For a start, they can provide both financial and strategic support to your business. Some of the potential advantages of working with an investing NED include:

  1. Access to funding: An investing NED may have access to financial resources that can help fund your startup. This can be particularly useful if you are in need of additional funding to support your business.
  2. Expertise and experience: An investing NED can bring a wealth of expertise and experience to your startup. They may have industry knowledge and business acumen that can help you navigate the challenges of starting and growing a business.
  3. Network and connections: An investing NED may have a network of contacts and connections in your industry that can help you find new customers, partners, or investors.
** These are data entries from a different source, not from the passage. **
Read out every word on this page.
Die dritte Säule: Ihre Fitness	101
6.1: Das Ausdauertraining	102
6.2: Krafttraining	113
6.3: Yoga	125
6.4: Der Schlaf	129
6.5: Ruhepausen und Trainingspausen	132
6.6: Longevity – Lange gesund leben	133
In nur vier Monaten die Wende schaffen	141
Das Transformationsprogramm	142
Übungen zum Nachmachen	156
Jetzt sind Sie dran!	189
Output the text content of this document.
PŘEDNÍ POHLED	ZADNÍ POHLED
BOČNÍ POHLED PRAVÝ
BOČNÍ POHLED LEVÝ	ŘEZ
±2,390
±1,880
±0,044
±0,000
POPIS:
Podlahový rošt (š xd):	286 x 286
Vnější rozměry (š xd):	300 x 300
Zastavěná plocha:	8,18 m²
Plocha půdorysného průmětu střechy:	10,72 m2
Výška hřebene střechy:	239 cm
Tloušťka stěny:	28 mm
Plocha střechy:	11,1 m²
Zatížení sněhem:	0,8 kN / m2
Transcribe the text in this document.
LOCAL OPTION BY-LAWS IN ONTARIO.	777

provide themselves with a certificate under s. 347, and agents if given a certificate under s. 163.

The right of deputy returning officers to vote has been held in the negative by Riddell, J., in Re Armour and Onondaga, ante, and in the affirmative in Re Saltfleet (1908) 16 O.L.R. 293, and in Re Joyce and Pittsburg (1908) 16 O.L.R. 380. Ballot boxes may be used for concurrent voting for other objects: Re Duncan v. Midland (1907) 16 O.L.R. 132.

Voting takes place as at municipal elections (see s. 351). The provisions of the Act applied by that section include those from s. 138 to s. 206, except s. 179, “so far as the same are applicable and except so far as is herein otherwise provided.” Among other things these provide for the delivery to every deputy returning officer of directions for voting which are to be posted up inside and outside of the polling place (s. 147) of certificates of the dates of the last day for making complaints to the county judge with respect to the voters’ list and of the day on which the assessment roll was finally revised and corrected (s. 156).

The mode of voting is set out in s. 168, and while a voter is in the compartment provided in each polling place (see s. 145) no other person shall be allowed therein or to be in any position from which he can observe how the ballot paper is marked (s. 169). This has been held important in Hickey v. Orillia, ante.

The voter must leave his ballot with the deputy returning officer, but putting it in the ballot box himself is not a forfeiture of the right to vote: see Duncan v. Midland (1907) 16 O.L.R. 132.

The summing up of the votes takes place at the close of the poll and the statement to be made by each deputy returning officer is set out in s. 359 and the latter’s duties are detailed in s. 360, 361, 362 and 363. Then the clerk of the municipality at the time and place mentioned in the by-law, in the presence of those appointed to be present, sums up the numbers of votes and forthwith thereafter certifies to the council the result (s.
  4. Strategic guidance: An investing NED can provide valuable guidance and support as you develop and execute your business strategy. They may be able to help you identify opportunities and challenges and suggest ways to overcome them.
  5. Oversight and accountability: An investing NED can provide oversight and accountability for your startup, helping to ensure that your business is on track to achieve its goals.

It’s worth noting that working with an investing NED can be a significant commitment, as they will likely be involved in key decision-making processes. It’s important to carefully consider whether an investing NED is the right fit for your startup.